I consider myself to be a very approachable person, and I have made sure to welcome all ideas and feedback. It’s crucial that every person in the club knows that they can come to me privately with any worries or concerns, and that there would be no judgement in any conversations.
In terms of what I’ve learned in this role – let’s just say that if I ever get the chance to compete on Mastermind, my specialist subject will be Scottish Government Covid-19 restrictions (specifically sport-based)!
What has been your proudest moment as Falkirk Junior Bike Club’s Covid-19 Coordinator?
Without a doubt, being able to announce the return of club sessions after multiple lockdowns! Being part of the team that organised and delivered the return to activity was really rewarding. To be honest, planning the return of club activity did take over my life for a while – but it was worth it to be able to return safely, and see the kids enjoying being back out on their bikes.
What has been the biggest challenge that you have faced in this role? How did you overcome this challenge?
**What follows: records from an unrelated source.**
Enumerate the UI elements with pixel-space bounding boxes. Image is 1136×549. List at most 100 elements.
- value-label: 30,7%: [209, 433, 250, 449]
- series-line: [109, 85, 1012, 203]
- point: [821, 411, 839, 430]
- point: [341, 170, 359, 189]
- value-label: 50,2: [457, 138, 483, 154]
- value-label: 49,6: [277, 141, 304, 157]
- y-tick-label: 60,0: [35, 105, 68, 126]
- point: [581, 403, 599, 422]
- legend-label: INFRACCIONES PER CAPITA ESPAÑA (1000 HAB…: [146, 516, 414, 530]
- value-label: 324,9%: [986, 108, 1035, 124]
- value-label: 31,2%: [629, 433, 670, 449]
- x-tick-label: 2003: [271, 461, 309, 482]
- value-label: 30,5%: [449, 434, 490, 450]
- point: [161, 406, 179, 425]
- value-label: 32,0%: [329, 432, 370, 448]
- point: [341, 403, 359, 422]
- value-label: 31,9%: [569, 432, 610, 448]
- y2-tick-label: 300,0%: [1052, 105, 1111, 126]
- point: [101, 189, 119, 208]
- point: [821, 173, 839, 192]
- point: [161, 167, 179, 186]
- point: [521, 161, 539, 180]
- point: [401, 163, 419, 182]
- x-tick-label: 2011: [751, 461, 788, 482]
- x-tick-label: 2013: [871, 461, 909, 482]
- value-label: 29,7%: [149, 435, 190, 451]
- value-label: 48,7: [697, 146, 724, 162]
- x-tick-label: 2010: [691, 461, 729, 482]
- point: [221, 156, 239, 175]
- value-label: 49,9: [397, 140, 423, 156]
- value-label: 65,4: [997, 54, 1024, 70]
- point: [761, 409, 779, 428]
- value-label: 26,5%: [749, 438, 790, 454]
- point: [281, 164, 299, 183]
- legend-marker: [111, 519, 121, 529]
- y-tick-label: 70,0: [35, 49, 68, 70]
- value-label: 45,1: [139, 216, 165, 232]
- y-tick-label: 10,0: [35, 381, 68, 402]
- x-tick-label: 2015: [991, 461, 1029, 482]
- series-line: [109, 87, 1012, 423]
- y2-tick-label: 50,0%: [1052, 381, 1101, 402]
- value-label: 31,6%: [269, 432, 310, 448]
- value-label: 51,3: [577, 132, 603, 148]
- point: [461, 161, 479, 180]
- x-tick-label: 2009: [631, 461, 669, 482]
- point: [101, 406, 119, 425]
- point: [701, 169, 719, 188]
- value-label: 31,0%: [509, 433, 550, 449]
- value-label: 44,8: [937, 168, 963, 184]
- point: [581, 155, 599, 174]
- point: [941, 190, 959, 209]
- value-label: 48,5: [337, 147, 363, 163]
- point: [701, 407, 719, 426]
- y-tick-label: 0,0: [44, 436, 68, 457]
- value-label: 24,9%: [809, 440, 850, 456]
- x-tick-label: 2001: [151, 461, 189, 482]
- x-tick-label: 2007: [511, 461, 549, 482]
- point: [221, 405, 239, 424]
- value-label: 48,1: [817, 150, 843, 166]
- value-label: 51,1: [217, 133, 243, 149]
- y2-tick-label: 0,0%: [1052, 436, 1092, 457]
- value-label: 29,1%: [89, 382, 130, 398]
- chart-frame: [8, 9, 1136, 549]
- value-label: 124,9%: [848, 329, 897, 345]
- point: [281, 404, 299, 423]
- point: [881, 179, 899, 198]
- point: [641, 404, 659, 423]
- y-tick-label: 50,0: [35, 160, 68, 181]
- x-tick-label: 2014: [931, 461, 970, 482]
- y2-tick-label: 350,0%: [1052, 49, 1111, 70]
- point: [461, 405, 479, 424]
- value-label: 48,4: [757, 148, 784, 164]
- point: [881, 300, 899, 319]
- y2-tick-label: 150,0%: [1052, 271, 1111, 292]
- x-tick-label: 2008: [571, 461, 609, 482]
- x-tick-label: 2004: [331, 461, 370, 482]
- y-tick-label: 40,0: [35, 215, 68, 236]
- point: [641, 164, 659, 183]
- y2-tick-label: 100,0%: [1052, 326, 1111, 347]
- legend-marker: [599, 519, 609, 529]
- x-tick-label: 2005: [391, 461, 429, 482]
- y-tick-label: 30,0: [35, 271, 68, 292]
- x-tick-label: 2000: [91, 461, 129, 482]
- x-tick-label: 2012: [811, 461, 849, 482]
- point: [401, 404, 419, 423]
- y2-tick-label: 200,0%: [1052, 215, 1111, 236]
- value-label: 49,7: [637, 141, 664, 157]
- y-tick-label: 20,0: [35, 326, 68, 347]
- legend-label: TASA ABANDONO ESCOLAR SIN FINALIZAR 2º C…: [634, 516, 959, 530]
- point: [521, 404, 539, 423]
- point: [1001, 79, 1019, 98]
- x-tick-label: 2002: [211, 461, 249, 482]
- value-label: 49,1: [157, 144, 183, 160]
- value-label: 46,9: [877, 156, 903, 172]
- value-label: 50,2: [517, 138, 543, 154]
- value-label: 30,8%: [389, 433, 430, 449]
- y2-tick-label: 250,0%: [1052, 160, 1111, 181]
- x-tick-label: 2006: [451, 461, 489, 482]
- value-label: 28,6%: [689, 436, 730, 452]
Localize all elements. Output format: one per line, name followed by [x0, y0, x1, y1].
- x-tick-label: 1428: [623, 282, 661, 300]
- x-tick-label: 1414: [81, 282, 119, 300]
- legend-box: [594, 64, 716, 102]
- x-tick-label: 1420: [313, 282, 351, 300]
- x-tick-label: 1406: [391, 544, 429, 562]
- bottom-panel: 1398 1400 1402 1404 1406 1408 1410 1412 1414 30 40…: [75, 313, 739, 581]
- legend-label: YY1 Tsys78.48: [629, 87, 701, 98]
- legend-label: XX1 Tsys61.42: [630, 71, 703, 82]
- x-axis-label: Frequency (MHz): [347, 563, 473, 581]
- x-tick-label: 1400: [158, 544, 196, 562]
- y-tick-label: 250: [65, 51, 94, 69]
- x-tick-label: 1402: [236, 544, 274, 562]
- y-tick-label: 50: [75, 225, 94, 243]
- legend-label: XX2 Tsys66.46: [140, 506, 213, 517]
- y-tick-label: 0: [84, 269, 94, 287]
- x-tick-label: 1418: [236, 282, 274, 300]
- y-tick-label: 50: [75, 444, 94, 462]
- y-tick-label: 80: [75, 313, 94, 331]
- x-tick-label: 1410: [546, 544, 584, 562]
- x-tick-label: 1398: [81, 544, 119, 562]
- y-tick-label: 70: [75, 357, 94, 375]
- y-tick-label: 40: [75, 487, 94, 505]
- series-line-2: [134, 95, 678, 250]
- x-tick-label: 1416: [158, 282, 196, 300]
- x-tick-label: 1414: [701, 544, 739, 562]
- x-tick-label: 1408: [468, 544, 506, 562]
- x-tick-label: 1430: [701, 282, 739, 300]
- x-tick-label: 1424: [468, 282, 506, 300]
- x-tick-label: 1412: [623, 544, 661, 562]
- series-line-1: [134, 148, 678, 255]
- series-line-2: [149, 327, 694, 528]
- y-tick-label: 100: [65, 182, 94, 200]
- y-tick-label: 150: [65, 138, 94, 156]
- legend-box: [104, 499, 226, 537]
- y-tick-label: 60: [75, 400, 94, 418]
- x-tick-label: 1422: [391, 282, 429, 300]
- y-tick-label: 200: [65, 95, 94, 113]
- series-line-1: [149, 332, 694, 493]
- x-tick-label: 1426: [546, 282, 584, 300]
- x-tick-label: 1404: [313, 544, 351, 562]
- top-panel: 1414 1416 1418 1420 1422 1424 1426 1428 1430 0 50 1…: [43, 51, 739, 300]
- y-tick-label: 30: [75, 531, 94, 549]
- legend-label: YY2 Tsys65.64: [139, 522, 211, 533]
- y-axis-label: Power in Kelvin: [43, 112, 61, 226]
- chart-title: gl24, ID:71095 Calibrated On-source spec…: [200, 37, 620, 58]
I think the biggest challenge for me was managing people’s expectations. This did get easier as time went on, however; I was able to explain the process that had to be followed between an announcement by the First Minister, and the club being able to announce our plans for a return to activity. It was really important to be open about how, why and when decisions were made. Being consistent in explaining why these changes were necessary helped to overcome this challenge.